During the debate, Holleman, who served as mayor of Holly Springs in 1983 for 17 years before resigning, said the town needs to slow its growth. A resident of Holly Springs since 1941 and “most of the time since then,” he said he would review the budget and give residents a tax reduction, find money to build more roads and acquire land for parks, and work on relieving overcrowded schools.
“The town is growing too fast,” Holleman said. “We need to slow down and take a deep breath.” Sears, in his eighth year in office as town mayor and a town resident since 1995, said he also did not want to see the town get too big.
“Ever since I’ve been mayor we’ve said I think we want to be a big small town, not a small big town,” Sears said.
Sears said he did not think Holly Springs is growing too quickly and said he did not see Holly Springs growing larger than 50,000 people because the town is landlocked between other towns.
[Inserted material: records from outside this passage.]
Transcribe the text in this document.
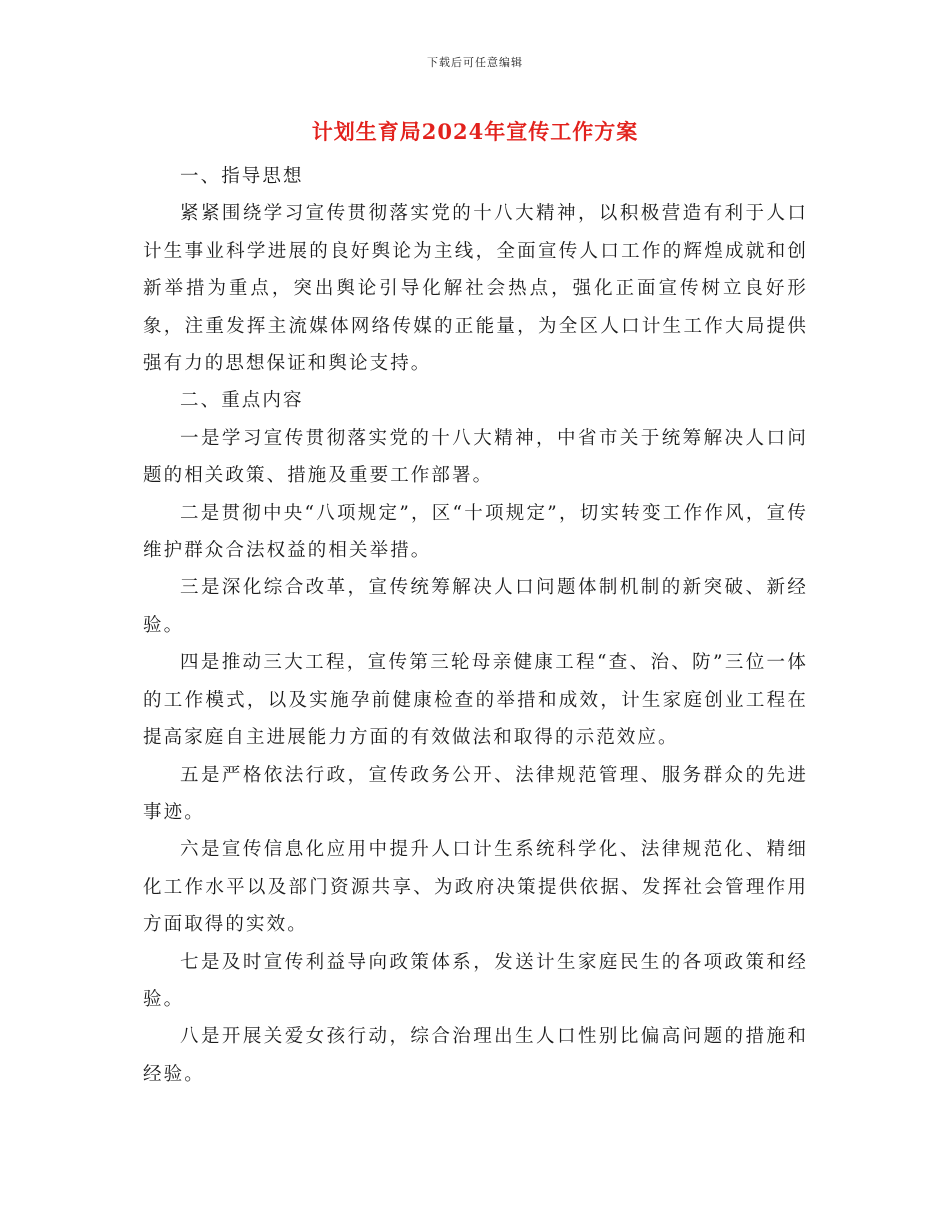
下载后可任意编辑
计划生育局2024年宣传工作方案

一、指导思想

紧紧围绕学习宣传贯彻落实党的十八大精神，以积极营造有利于人口计生事业科学进展的良好舆论为主线，全面宣传人口工作的辉煌成就和创新举措为重点，突出舆论引导化解社会热点，强化正面宣传树立良好形象，注重发挥主流媒体网络传媒的正能量，为全区人口计生工作大局提供强有力的思想保证和舆论支持。

二、重点内容

一是学习宣传贯彻落实党的十八大精神，中省市关于统筹解决人口问题的相关政策、措施及重要工作部署。

二是贯彻中央“八项规定”，区“十项规定”，切实转变工作作风，宣传维护群众合法权益的相关举措。

三是深化综合改革，宣传统筹解决人口问题体制机制的新突破、新经验。

四是推动三大工程，宣传第三轮母亲健康工程“查、治、防”三位一体的工作模式，以及实施孕前健康检查的举措和成效，计生家庭创业工程在提高家庭自主进展能力方面的有效做法和取得的示范效应。

五是严格依法行政，宣传政务公开、法律规范管理、服务群众的先进事迹。

六是宣传信息化应用中提升人口计生系统科学化、法律规范化、精细化工作水平以及部门资源共享、为政府决策提供依据、发挥社会管理作用方面取得的实效。

七是及时宣传利益导向政策体系，发送计生家庭民生的各项政策和经验。

八是开展关爱女孩行动，综合治理出生人口性别比偏高问题的措施和经验。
If the nuclear power plant adds reactors, the lake level will increase by 20 feet, he said. He said in 2015-2020 the town might have about 40,000 residents.
“We don’t have any place to go,” he said, noting that a moratorium on growth was illegal. Holleman said the town needs roads in place before development.
“We’ve got to get the road structure worked out,” he said, citing improvements needed on Avent Ferry and Piney-Grove Wilbon roads, on the nuclear evacuation route, and on speeding up traffic to Apex/US1.
Holleman said he would put pressure on people to get the roads built.
“As mayor of this town, you have a responsibility to meet the needs of this town as far as transportation, and the only way you’re going to do that is spend a lot of time working with people … and stay in their faces,” Holleman said.
Sears, currently a member of a multi-county transportation advisory committee, said the town does not have jurisdiction over state roads and said the state Department of Transportation was $2.5 billion in the red; getting the state to spend money improving local roads was not a matter of not trying, he said. “They don’t have the money,” Sears said. “If you want to keep up with DOT, walk backwards.”
Sears said slowing growth would not resolve traffic congestion and overcrowded schools. He said other towns surrounding Holly Springs send much of the traffic down town roads, and he said that those municipalities would continue to grow. He said 55 percent of students in Holly Springs schools come from town; 45 percent are bussed in.
“So the way I would handle the school problem is quit bussing our kids all over the county,” he said. Providing more commercial growth in Holly Springs also was touched on during the debate. Holleman said he wanted children and grandchildren to return to town to live after they were grown so that grandparents could see them more often.
“I want to see the people here enjoy what we worked hard to get started, and I don’t want to see it get too big,” Holleman said. “I want to see this town stay a little small because I like smaller towns.” Sears said attracting Novartis to Holly Springs was a “huge accomplishment.” He also said that residential growth drives commercial growth.
“Why do you think we have three shopping centers going on the 55 bypass?” Sears asked. “Could it possibly be rooftops? Oh yes, it is. … Without the growth that we’ve had, we wouldn’t have the kind of commercial development we have today.”
Holleman said he would reduce taxes and that he could cut $1-$2 million from the town’s $22.6 million budget.
Sears said, “If we lower the taxes right now today, then I would ask whoever says that, ‘Tell me which services you want to take out. Is it police? Is it fire?’ ... In order to lower something you’ve got to take something out.”
Holleman said the town gave employees salary increases the last two years while “we haven’t given the tax payers a nickel.” He said he would look at car allowances and the number of employees working for the town.
“Every dollar counts this day and time,” he said. “If all this community development is paying all these taxes, where’s our reduction?”
Sears said residential taxes are being used to build the town “from the inside out,” citing the new community center and road improvement projects already underway. Sears said a tax rebate was illegal, but the town is looking at reducing some fees.
Holleman said he was in favor of the new community center but believed “the financing could have been handled a little differently.” Holleman also said the town needs to acquire land for parks now. He said he served on the town’s parks advisory committee for a year but resigned because he “got so frustrated because nobody would buy land. … I left because we are way behind in supplying athletic fields.”
Sears said he thought overall the parks system was “pretty darn good. Do we have some work to do? Of course. … We’re working on it.”